A new study has reported that screening mammograms designed to detect new breast cancer in breast cancer survivors are less accurate than screening mammograms in women without a personal history of breast cancer. Breast cancer survivors are at risk of developing another breast cancer. However, high-quality data on screening performance in such women is scarce. The study included 19,078 women with a history of breast cancer who were mammogram matched (breast density, age group, year of mammogram) to 55,315 women without a history of breast cancer (the controls). All of the women were screened during 1996 to 2007 in facilities affiliated with the Breast Cancer Surveillance Consortium. Included in the study were a total of 58,870 screening mammograms in the survivors (who had a history of either noninvasive (in situ) or early-stage breast cancer) and 58,870 matched screening mammograms in the controls.
Screening-detected and interval cancers (cancers found between screening visits) in women with and without a personal history of breast cancer were predominantly early stage. A total of 655 new cancers were found within one year after screening among the women with a history of breast cancer women (499 invasive, 156 in situ), whereas 342 cancers (285 invasive, 57 in situ) were found in the controls. The breast cancer survivors had 10.5 new breast cancers per 1,000 screens, however the cancer detection rate was only 6.8 per 1,000 screens. Women without a history of breast cancer had a rate of 5.8 breast cancers per 1,000 screens while their cancer detection rate was 4.4. Cancer survivors had an interval cancer rate of 3.6 per 1000 screens compared to 1.4 per 1000 screens among controls.
Mammogram sensitivity was 65.4% among survivors compared to 76.5% among controls and specificity was 98.3% in survivors compared to 99.0% in controls. Mammogram sensitivity refers its ability to detect breast cancer. A very sensitive test may result in a number of false-positive results, but almost no true cases of the disease will be missed. Mammogram specificity refers to the fraction of the time that the screen yields true negatives. The closer the specificity is to 100%, the more likely a negative mammogram means that the patient is actually free of breast cancer. Mammogram sensitivity in breast cancer survivors was higher for detection of in situ disease (78.7%) than detection of invasive breast cancer (61.1%). Mammogram sensitivity was lower during the first five years (60.2%) than after five years from first cancer (70.8%) and was similar for detection of cancer in the same breast as the original tumor (ipsilateral) (66.3%) and cancer in the opposite breast (contralateral) (66.1%). The authors conclude that mammographic screening in women with a personal history of breast cancer has lower sensitivity and a higher interval cancer rate compared to women without a personal history of breast cancer despite more evaluation.

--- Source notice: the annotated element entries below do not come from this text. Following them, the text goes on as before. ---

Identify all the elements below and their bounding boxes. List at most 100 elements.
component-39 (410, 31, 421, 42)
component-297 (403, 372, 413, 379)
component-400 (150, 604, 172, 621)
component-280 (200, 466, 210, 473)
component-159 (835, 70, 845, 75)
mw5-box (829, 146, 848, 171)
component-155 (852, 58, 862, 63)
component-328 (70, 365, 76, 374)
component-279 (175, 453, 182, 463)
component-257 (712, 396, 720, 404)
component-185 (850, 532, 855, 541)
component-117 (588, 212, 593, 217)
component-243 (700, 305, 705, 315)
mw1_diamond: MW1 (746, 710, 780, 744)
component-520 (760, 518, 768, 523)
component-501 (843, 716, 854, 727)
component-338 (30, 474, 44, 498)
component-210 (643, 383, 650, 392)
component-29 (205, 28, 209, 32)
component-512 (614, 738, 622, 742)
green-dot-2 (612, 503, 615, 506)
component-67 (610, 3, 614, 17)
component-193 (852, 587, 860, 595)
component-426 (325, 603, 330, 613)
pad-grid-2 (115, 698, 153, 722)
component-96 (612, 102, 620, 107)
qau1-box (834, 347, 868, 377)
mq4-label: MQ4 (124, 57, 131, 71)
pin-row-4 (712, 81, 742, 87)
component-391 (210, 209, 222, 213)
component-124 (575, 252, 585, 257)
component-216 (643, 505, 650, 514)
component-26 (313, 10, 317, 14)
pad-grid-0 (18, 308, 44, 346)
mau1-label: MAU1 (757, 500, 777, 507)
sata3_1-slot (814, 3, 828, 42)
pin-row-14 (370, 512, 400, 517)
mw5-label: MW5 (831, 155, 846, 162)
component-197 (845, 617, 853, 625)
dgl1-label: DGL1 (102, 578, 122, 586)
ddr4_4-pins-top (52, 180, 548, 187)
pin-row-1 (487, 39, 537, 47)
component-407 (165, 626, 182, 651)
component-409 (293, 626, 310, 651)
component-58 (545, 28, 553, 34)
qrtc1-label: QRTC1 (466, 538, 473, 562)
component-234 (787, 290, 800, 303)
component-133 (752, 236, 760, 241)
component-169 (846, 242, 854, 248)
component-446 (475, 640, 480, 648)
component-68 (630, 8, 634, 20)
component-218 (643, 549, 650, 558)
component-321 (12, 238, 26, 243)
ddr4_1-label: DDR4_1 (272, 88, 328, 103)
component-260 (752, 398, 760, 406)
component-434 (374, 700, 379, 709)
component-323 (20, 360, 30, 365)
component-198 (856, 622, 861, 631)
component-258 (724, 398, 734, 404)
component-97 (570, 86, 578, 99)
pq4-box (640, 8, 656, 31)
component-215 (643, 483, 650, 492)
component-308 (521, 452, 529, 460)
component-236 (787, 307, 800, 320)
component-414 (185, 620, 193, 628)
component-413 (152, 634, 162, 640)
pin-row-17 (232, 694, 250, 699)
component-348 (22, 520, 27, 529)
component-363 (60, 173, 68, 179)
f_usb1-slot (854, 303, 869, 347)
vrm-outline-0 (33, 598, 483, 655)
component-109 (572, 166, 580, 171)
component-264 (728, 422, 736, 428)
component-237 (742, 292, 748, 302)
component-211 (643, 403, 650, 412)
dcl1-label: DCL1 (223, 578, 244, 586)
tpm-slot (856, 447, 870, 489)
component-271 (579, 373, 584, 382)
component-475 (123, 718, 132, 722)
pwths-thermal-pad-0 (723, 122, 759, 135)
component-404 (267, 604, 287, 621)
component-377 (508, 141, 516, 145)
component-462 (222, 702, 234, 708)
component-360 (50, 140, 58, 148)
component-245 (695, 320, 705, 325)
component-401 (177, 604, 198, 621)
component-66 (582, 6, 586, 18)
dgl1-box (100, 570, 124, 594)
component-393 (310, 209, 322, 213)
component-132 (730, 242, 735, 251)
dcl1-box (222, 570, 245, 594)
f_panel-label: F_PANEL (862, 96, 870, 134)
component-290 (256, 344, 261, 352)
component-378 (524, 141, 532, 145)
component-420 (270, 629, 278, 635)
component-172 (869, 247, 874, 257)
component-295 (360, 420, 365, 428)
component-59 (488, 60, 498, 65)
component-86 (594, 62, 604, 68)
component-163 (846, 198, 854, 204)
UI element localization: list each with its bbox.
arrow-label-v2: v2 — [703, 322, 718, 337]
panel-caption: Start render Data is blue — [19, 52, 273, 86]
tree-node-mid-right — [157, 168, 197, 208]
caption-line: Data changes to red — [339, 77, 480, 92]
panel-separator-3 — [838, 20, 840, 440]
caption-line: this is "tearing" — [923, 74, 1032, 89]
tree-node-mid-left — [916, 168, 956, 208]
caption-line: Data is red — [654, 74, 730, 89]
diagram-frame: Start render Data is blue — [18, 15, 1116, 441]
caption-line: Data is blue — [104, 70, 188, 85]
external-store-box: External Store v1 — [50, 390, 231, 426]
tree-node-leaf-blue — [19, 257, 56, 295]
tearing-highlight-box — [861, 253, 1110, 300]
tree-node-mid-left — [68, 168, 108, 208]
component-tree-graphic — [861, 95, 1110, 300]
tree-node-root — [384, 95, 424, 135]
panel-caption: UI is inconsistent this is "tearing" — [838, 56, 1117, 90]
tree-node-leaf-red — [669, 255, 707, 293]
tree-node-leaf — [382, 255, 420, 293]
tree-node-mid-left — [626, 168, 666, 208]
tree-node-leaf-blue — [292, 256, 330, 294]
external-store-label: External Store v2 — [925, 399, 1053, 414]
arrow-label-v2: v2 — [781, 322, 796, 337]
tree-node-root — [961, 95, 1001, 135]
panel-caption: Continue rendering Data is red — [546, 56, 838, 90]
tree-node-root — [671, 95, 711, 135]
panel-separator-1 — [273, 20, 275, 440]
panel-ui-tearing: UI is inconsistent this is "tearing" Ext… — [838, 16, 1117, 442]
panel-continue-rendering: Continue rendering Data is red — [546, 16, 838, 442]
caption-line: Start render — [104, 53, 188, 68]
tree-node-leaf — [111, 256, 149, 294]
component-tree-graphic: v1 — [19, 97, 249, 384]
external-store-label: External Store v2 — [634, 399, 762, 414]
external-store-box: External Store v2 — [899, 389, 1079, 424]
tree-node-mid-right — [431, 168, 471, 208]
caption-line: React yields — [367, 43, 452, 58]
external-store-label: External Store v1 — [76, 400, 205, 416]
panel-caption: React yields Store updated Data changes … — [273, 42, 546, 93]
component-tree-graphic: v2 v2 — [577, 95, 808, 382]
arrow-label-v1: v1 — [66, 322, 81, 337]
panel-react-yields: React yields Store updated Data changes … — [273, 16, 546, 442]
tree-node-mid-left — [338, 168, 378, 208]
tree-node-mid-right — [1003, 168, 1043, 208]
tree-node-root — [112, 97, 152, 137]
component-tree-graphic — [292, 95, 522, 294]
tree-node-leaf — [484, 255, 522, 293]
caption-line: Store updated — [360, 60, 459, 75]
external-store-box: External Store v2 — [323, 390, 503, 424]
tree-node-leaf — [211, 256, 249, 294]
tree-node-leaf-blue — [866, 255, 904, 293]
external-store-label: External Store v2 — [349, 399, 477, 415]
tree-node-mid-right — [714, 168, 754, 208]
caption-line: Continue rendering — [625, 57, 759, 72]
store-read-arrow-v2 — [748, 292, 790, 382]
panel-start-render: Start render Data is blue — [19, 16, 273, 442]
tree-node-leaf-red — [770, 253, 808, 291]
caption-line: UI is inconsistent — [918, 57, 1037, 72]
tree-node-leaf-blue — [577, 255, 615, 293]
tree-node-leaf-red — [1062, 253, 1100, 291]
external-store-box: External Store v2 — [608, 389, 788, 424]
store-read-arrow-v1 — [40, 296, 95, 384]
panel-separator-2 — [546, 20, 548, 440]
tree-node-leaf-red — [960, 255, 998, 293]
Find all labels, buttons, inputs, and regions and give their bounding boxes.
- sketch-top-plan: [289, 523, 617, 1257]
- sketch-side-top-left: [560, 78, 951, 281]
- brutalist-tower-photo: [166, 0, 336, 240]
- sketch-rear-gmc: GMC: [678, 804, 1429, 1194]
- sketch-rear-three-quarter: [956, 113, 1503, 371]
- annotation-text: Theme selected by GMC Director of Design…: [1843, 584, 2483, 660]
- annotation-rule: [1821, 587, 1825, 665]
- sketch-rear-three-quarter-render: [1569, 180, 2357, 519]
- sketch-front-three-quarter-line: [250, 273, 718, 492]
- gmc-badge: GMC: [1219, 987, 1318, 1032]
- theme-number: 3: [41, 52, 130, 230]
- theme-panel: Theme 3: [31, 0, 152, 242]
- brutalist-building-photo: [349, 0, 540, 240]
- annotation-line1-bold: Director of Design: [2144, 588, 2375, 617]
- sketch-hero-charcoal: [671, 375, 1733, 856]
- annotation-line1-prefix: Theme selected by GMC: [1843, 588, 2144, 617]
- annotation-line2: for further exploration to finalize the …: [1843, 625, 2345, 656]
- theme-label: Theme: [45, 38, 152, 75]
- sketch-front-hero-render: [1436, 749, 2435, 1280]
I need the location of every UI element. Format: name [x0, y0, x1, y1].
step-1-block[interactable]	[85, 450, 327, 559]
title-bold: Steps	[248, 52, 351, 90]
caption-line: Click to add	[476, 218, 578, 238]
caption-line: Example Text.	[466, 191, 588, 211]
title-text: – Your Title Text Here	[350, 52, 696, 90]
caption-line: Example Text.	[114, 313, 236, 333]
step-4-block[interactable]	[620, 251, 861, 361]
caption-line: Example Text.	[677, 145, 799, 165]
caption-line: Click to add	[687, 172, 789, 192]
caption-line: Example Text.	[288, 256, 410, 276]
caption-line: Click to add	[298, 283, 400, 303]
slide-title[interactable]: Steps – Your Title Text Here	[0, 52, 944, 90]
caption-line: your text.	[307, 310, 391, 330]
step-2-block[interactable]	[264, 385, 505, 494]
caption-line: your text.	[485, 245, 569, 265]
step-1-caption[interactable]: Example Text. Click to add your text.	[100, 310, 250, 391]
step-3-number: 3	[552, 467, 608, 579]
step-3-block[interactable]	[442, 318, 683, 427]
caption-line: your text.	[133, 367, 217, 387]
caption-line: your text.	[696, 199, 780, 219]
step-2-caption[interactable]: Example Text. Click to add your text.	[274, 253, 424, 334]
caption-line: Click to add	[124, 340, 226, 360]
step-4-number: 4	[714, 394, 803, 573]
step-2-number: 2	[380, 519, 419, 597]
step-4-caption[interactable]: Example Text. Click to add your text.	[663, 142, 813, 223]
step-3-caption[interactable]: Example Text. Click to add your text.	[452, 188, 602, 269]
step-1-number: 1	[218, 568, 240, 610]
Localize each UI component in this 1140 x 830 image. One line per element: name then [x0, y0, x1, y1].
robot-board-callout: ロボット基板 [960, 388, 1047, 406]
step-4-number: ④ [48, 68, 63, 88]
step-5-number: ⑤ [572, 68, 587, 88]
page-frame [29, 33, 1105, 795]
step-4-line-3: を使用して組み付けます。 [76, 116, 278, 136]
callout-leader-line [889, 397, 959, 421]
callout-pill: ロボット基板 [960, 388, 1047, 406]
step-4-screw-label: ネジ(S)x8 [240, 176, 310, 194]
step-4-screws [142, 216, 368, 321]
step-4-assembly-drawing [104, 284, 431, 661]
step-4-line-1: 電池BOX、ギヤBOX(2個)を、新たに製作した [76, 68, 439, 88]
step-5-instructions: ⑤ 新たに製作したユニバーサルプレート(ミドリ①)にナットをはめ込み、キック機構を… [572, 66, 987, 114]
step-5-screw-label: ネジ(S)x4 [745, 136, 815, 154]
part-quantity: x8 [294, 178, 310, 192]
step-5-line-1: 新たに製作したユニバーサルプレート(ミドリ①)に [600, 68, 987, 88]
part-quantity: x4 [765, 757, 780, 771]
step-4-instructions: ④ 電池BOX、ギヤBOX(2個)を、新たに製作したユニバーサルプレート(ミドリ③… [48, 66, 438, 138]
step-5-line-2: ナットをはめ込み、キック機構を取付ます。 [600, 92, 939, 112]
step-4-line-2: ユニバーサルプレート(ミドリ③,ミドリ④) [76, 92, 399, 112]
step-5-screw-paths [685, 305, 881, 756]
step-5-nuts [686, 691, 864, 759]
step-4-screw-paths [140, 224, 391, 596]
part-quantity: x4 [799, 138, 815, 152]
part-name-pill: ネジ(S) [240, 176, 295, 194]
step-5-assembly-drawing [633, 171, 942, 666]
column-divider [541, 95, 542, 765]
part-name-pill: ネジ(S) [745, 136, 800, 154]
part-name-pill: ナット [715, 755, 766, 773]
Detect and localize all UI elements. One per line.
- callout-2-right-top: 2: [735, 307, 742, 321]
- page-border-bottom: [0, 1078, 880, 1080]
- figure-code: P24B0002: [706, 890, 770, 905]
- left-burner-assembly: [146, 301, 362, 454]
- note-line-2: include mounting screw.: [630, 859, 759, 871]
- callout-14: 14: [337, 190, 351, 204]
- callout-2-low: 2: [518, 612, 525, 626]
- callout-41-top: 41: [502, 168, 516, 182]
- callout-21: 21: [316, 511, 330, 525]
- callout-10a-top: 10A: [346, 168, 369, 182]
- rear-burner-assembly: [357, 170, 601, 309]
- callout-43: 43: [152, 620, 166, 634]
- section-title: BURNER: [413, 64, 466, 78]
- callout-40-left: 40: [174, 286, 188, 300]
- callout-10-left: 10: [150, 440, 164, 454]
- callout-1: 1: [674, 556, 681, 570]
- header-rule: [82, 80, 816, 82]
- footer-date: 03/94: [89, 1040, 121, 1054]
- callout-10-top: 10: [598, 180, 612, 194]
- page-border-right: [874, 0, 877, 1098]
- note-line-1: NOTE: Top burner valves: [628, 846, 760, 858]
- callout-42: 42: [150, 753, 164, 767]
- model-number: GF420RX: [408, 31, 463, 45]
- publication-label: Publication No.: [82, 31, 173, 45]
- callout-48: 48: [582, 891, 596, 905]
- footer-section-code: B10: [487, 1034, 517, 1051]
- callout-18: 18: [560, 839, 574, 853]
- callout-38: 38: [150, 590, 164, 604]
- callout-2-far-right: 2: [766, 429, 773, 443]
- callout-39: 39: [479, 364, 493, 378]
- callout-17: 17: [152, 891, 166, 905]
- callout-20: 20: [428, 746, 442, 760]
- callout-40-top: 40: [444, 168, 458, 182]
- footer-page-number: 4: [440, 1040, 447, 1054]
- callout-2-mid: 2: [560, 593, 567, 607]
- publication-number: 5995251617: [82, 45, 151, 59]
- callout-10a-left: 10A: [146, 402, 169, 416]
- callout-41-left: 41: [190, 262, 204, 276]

Comments regarding the study
The study results may appear surprising since mammograms of breast cancer survivors are given extra scrutiny. Part of the reason for the reduced accuracy of screening mammograms in such women may be the higher likelihood of dense breasts (which are harder to read) among breast cancer survivors, although the authors attempted to control for this factor. The presence of scar tissue from breast cancer surgery may also play a role. The authors also found that treatment for breast cancer had an effect on the accuracy of mammograms. The accuracy was higher among women who had undergone a mastectomy than among those who had undergone breast-conserving therapy such as lumpectomy. Radiotherapy was associated with a very small reduction in accuracy and women who had undergone chemotherapy were less likely to have their cancer detected by mammography than women who did not. The study findings do not suggest that current screening guidelines be altered, according to the authors and several commentators. MRIs may be more sensitive than mammograms, but they are likely to lead to many more biopsies for what may prove to be benign findings.
Perhaps the most relevant finding for breast cancer survivors is the relatively high rate of interval cancers. These are breast cancers (typically found by the women themselves) that are diagnosed between screening mammograms. This indicates that survivors should pay attention to any changes in their breasts and bring them to the attention of their oncologists even if they have recently undergone mammography. This will not be a welcome message to many women who would like to put the anxiety associated with a breast cancer diagnosis behind them. They may also feel that, having been identified as prone to breast cancer, they of all people should be able to rely on regular screening to detect any recurrences in the breast. One solution might be to schedule one day per month to perform a thorough breast self exam and then give oneself permission not to think about the possibility of breast cancer recurrence on any other day of the month.